Titolo Originale: The Charlie Wilson’s War
Genere: Biopic/Commedia/Drammatico
Regia: Mike Nichols
Sceneggiatura: Aaron Sorkin
Cast: Tom Hanks, Julia Roberts, Philip Seymour Hoffman, Om Puri, Jud Tylor, Amy Adams
Colonna Sonora: James Newton Howard
Produzione: Gary Goetzman per Universal Pictures
Paese d’origine: USA - 2007
Durata: 97 minuti
Data di uscita: 8 Febbraio 2008

 

“La Guerra di Charlie Wilson” è un film verità che racconta la serie di fatti politici che portarono all’addestramento ed alla fornitura di armi ai Mujahedeen in Afghanistan da parte di alcuni agenti della CIA, per combattere l’invasione russa negli anni ’80. La storia della pellicola è basata sull’omonimo e scomodo best seller storico di George Crile, che ricostruisce diverse operazioni segrete della CIA durante la Guerra Fredda. Charlie Wilson (Tom Hanks) è un imprenditore del Texas, tanto abile quanto cialtrone, che si dà alla politica e riesce ad arrivare al congresso per il partito dei Liberali. Operando insieme a Joanne Herring (Julia Roberts), donna tanto ricca e cattolica quanto anticomunista, e l’agente della CIA Gust Avrakotos (Philip Seymour Hoffman), Wilson riesce a manipolare sia il Congresso che la stessa CIA, portandoli a decidere di stanziare 1 miliardo di dollari per una serie di operazioni segrete esterne onde combattere indirettamente i sovietici in Afghanistan, assistendo ed addestrando i ribelli nella guerriglia. Wilson riuscì così a guadagnare una fortuna, procurando al tempo stesso numerosi vantaggi anche per gli USA, ma molti dei Talebani che contribuì ad armare ed addestrare divennero poi terroristi al seguito di Osama bin Laden...

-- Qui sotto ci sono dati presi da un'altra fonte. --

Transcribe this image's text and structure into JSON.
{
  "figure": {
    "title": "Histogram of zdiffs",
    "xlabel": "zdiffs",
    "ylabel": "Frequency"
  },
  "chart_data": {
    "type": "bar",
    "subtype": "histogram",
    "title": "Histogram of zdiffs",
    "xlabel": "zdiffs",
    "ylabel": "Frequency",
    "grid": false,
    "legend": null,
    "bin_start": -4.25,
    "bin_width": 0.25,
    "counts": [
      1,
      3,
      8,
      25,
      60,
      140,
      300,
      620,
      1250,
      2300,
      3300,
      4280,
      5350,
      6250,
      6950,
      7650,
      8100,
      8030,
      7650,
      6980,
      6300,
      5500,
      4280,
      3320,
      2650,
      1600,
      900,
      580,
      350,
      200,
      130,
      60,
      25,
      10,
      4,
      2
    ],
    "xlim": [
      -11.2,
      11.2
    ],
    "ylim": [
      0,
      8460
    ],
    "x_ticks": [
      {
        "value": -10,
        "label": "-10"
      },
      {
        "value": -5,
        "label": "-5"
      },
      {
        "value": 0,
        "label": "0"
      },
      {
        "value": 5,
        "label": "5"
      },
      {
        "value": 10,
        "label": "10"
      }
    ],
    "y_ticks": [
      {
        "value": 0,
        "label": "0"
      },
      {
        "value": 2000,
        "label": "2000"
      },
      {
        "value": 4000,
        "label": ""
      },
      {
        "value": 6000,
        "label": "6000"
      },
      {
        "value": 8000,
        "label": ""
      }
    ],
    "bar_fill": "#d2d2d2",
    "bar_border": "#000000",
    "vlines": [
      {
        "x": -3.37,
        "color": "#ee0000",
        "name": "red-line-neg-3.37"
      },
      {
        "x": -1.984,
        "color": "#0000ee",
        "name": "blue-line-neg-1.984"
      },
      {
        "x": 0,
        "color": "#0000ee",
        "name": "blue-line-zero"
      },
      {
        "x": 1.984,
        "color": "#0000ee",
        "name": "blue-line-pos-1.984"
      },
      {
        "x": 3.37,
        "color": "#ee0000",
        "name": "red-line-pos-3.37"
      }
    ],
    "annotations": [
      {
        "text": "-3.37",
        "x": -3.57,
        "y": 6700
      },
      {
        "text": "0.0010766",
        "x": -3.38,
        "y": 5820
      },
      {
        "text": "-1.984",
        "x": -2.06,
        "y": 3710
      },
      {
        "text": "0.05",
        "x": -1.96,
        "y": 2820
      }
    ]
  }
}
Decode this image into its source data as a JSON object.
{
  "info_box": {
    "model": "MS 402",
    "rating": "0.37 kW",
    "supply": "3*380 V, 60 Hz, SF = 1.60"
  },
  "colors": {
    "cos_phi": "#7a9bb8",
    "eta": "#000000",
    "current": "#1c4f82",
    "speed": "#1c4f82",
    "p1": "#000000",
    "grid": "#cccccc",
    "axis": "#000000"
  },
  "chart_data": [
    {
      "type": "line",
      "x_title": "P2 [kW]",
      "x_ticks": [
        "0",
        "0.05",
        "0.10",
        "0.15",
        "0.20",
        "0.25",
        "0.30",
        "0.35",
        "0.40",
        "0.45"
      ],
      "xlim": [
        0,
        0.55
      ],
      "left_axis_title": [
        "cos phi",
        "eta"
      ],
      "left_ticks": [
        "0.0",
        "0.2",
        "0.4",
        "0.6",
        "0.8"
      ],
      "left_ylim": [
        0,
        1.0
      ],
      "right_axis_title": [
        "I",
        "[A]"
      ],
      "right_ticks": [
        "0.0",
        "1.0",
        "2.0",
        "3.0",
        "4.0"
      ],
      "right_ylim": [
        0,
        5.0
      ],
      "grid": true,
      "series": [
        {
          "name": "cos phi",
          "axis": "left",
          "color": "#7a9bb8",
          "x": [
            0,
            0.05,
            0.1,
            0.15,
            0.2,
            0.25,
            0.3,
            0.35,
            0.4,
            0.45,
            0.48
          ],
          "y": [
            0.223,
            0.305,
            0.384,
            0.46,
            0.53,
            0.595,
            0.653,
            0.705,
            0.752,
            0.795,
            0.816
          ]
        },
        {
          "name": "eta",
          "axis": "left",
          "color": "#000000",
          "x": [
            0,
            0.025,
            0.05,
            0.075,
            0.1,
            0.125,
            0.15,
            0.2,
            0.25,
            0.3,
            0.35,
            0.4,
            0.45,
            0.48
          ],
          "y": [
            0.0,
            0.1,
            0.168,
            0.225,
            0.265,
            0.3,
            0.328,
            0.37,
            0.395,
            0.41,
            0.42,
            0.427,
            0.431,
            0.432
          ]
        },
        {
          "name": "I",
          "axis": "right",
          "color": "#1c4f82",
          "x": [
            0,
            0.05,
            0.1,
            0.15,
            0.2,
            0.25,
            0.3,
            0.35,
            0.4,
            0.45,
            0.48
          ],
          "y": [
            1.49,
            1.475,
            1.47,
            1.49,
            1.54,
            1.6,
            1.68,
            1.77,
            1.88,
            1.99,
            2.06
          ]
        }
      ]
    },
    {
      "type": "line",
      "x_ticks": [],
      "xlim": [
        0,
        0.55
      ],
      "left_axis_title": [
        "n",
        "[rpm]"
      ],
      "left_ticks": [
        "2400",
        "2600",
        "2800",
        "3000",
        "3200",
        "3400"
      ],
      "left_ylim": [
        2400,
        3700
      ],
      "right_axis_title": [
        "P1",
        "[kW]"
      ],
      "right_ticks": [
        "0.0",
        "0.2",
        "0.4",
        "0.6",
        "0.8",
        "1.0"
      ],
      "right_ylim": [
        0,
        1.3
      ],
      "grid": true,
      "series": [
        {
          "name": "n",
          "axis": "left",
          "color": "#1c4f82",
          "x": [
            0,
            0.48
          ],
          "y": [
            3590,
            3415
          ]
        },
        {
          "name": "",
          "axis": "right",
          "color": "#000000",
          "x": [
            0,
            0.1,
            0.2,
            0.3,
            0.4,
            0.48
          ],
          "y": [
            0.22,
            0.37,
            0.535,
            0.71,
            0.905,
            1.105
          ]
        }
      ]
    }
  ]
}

Diretto da un grande maestro della commedia americana d’autore come Mike Nichols (“Il Laureato”, “Comma 22”), “La Guerra di Charlie Wilson” ricostruisce con leggerezza ed ironia eventi sepolti della storia politico-estera degli USA, sbeffeggiando le ingerenze e le decisioni discutibili dell’America, nel corso della sua guerra fredda contro la Russia. Un’operazione di giustificazione morale (la colpa del male non è di tutti, ma solo di pochi) o di satira sbeffeggiante e di denuncia? Non lo sappiamo con certezza, ma ci godiamo il film che ha dalla sua un’ottima sceneggiatura, con una struttura narrativa agile ed un’esposizione chiara dei fatti, anche se non troppo cristallina a riguardo delle motivazioni, fermandosi solo alla superficie dei sentimenti anticomunisti.
Grazie anche ad ottimi dialoghi, spesso dall’umorismo tagliente (da antologia quelli tra Hanks e Seymur Hoffman), il film ci racconta la guerra e le tensioni geo-politiche di oggi attraverso una cronaca sardonica di quelle di ieri, mostrandoci anche che razza di personaggi affollavano la scena politica americana di quegli anni: gente ipocrita, senza ideali e scrupoli, dotata di straordinaria ignoranza ed arrivismo (e le cose non sono cambiate granché da allora).

Sul fronte delle interpretazioni, i personaggi sono ritratti come delle macchiette, con Tom Hanks che, a suo agio nel ruolo di Wilson, finisce per gigioneggiare un pò troppo e Julia Roberts elegantemente algida ma limitata nel suo ruolo, mentre il premio Oscar (per “Capote”) Philip Seymour Hoffman ci regala un’ennesima ottima prova di interpretazione.